Patrice Evra, ex calciatore della Juventus, ha parlato di quanto accade nel mondo del calcio. Non sempre si può dire tutto.
L'ex calciatore della Juventus, Patrice Evra, ha rilasciato un’intervista a Le Parisien in cui ha parlato del suo passato nel calcio affrontando anche temi delicati come l’omosessualità, e uno stupro che dice di aver subito da adolescente: "Avevo 13 anni e ho tenuto questo peso per tutta la vita. Quando avevo 24 anni la polizia mi ha chiamato e mi ha detto: ‘Signor Evra, quest’uomo l’ha toccata?’ Ho detto no. Ha insistito: ‘E’ sicuro?’ Ho ripetuto che no, mi sono arrabbiato e ho riattaccato. C’erano state accuse da altri bambini… Mi sentivo un codardo. Mi vergognavo. Ho pensato di più alla mia notorietà, a quello che avrebbe pensato la gente".

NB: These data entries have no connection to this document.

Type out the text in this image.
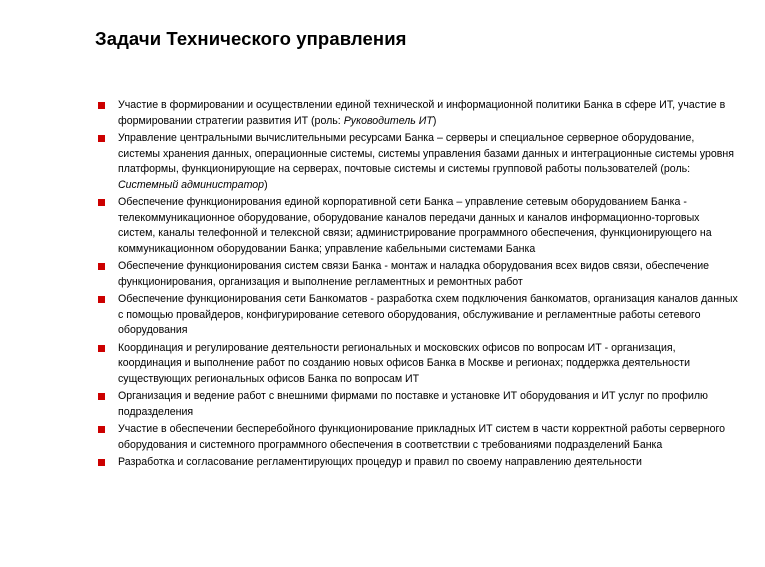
Задачи Технического управления
Участие в формировании и осуществлении единой технической и информационной политики Банка в сфере ИТ, участие в формировании стратегии развития ИТ (роль: Руководитель ИТ)
Управление центральными вычислительными ресурсами Банка – серверы и специальное серверное оборудование, системы хранения данных, операционные системы, системы управления базами данных и интеграционные системы уровня платформы, функционирующие на серверах, почтовые системы и системы групповой работы пользователей (роль: Системный администратор)
Обеспечение функционирования единой корпоративной сети Банка – управление сетевым оборудованием Банка - телекоммуникационное оборудование, оборудование каналов передачи данных и каналов информационно-торговых систем, каналы телефонной и телексной связи; администрирование программного обеспечения, функционирующего на коммуникационном оборудовании Банка; управление кабельными системами Банка
Обеспечение функционирования систем связи Банка - монтаж и наладка оборудования всех видов связи, обеспечение функционирования, организация и выполнение регламентных и ремонтных работ
Обеспечение функционирования сети Банкоматов - разработка схем подключения банкоматов, организация каналов данных с помощью провайдеров, конфигурирование сетевого оборудования, обслуживание и регламентные работы сетевого оборудования
Координация и регулирование деятельности региональных и московских офисов по вопросам ИТ - организация, координация и выполнение работ по созданию новых офисов Банка в Москве и регионах; поддержка деятельности существующих региональных офисов Банка по вопросам ИТ
Организация и ведение работ с внешними фирмами по поставке и установке ИТ оборудования и ИТ услуг по профилю подразделения
Участие в обеспечении бесперебойного функционирование прикладных ИТ систем в части корректной работы серверного оборудования и системного программного обеспечения в соответствии с требованиями подразделений Банка
Разработка и согласование регламентирующих процедур и правил по своему направлению деятельности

Evra ha poi aggiunto: "Quando ero in Inghilterra, hanno portato un esperto a parlare con la squadra dell’omosessualità. Alcuni dei miei colleghi dicevano: ‘È contro la mia religione, ma se c’è un omosessuale in questo spogliatoio deve andarsene’. In quel momento ho detto: ‘Stai zitto. Ma ti rendi conto?’. Ho giocato con giocatori gay. Faccia a faccia, si sono aperti con me perché hanno paura di parlare pubblicamente. Ci sono almeno due giocatori per club che sono gay. Ma nel mondo del calcio, se lo dici, è finita".
Sulla notorietà: "È difficile perché non hai niente e all’improvviso hai tutti quei soldi. Non sono preparati psicologicamente i giovani. Se dici ai club di chiamare uno psichiatra, ti sbattono la porta in faccia. I giocatori non hanno supporto e questo è il problema. È difficile, perché anche quando hai successo, torni nel quartiere e ti vedono come un estraneo. Diventi un nemico".